Facebook posted weaker-than-expected daily active
users for last quarter and said revenue growth would decline sequentially in
the second half of this year.
"The Facebook guidance debacle will be a tough
pill to swallow for the bulls and weigh on FANG names as this comes on the
heels of a Netflix miss as well last week," said Daniel Ives, head of
technology research at GBH Insights. "Facebook’s outlook will cause
worries on the Street and that could spread to other names with stock multiples
coming under attack.
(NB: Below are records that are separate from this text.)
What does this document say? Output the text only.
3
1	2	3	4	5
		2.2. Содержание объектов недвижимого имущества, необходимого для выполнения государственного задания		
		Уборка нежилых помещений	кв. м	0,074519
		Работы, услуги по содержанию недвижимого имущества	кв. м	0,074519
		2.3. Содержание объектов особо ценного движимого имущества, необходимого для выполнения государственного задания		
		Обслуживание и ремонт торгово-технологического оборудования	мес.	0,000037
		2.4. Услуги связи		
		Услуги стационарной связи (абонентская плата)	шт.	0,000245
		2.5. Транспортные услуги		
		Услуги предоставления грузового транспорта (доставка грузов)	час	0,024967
Facebook’s nightmare guidance will spook tech investors
with a near term white knuckle period ahead."
With Facebook down more than 20 percent after hours,
that would far and away be its biggest drop ever. Its previous biggest drop was
a 12 percent fall back in July 2012 shortly after it went public.
The broader market looked to be on sounder footing
heading into Thursday. The SPDR S&P 500 ETF Trust was off just 0.3 percent
in after hours trading. Investors were likely encouraged by President Trump's
comments following his meeting with European Commission President Jean-Claude
Juncker which hinted that a trade deal between the U.S. and European Union was
possible.
— Kate Rooney contributed to this report.